Contemporary urban environments face increasingly complex and interconnected challenges—including climate change, evolving mobility patterns, urban sprawl, and resource scarcity—that demand strategic and forward-thinking planning approaches. In this context, the ability to envision and design future urban scenarios has become a key competency for students in engineering programs related to urban and regional planning, such as Civil and Environmental Engineering. These professionals must not only understand existing urban systems but also anticipate future conditions, explore alternative development paths, and assess the long-term impact of planning decisions. Developing this kind of prospective thinking requires interdisciplinary knowledge and technical skills spanning environmental sciences, ecology, geography, cartography, spatial analysis, and land-use planning. Accordingly, scenario-building methodologies have been integrated into the Bachelor's Degrees in Forest and Natural Resources Engineering at the Universidad Politécnica de Madrid (UPM), particularly through subjects focused on geoinformation technologies and 3D representation.

As part of this evolving pedagogical approach, increasing attention is being given to innovative tools that help students better conceptualize and communicate future scenarios. In this context, virtual reality (VR) technologies offer promising opportunities to simulate and explore urban environments with greater spatial depth, interactivity, and immersive realism. Building on prior research highlighting the educational value of VR, this study explores its potential to support students in illustrating and communicating future urban scenarios more effectively than conventional media such as maps, diagrams, or narrative texts. It presents an educational innovation project based on immersive scenario-building within a challenge-based learning framework. The project involved a group of students who conceptualized and designed future urban scenarios for a central area of Madrid shaped by anticipated climate change impacts. Students used CityEngine to generate 3D models, which were then visualized in an immersive VR environment developed in Unity. Two questionnaires were administered to evaluate students’ perceptions of the tools’ usability, the effectiveness of VR for communicating spatial transformations, and the overall learning experience.
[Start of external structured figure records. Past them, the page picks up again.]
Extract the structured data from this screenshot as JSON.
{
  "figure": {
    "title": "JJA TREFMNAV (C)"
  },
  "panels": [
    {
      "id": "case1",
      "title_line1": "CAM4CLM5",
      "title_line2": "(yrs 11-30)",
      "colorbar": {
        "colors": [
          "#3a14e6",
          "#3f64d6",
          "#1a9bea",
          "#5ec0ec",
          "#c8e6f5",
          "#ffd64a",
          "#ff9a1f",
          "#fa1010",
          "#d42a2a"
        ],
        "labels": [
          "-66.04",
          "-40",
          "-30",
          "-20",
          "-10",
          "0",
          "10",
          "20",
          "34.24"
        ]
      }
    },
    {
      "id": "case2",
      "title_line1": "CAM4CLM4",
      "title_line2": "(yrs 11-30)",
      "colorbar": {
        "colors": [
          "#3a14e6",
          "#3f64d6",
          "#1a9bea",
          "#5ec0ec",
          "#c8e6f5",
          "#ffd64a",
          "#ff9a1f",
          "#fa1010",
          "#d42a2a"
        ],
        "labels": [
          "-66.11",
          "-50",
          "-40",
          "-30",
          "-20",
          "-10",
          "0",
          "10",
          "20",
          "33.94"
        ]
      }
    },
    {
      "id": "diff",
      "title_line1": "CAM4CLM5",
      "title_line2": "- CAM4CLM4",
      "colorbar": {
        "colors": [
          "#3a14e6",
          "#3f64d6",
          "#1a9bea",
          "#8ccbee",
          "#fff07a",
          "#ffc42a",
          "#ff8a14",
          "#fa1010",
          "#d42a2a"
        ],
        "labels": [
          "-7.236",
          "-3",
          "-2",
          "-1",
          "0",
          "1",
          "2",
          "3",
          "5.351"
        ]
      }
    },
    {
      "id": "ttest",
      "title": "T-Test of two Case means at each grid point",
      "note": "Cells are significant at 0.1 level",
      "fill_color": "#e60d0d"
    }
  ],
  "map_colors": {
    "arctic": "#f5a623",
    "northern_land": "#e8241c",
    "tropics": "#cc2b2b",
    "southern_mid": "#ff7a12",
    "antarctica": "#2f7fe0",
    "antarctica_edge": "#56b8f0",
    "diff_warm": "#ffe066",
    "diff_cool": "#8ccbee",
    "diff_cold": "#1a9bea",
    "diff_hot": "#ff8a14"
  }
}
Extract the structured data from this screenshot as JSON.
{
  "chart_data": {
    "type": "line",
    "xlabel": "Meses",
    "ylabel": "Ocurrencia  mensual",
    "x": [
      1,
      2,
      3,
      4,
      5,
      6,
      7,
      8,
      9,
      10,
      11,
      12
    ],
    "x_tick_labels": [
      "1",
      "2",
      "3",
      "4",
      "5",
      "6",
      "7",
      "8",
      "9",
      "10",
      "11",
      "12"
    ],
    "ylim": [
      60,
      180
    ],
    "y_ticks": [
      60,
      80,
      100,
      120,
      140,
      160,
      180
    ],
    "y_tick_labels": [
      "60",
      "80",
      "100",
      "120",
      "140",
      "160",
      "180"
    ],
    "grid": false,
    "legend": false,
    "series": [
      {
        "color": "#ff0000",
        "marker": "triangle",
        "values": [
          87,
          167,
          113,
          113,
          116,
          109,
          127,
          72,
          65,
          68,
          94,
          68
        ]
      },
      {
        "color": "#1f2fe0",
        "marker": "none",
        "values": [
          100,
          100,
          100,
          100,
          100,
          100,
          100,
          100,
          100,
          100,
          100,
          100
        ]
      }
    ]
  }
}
Results show that the VR experience enhanced students’ understanding of scenario-based thinking in urban planning and improved their ability to connect real-world contexts with prospective futures. The immersive environment strengthened spatial awareness, helping students better perceive dimensions, proportions, and spatial relationships, and identify design issues not evident in traditional 2D formats. Students also reported that VR was more effective than conventional media for communicating design intentions to external stakeholders. Despite some technical limitations—such as initial unfamiliarity with the software and limited free assets—students considered the activity valuable and meaningful. These exploratory findings support the integration of immersive technologies into engineering education and urban planning pedagogy. Future iterations of the project aim to expand the methodology, improve tool accessibility, and embed VR more fully into the design and decision-making process.

Keywords: Urban Scenario-Building, Virtual Reality (VR), Immersive Learning, Engineering Education, Spatial Representation, Climate Change Adaptation.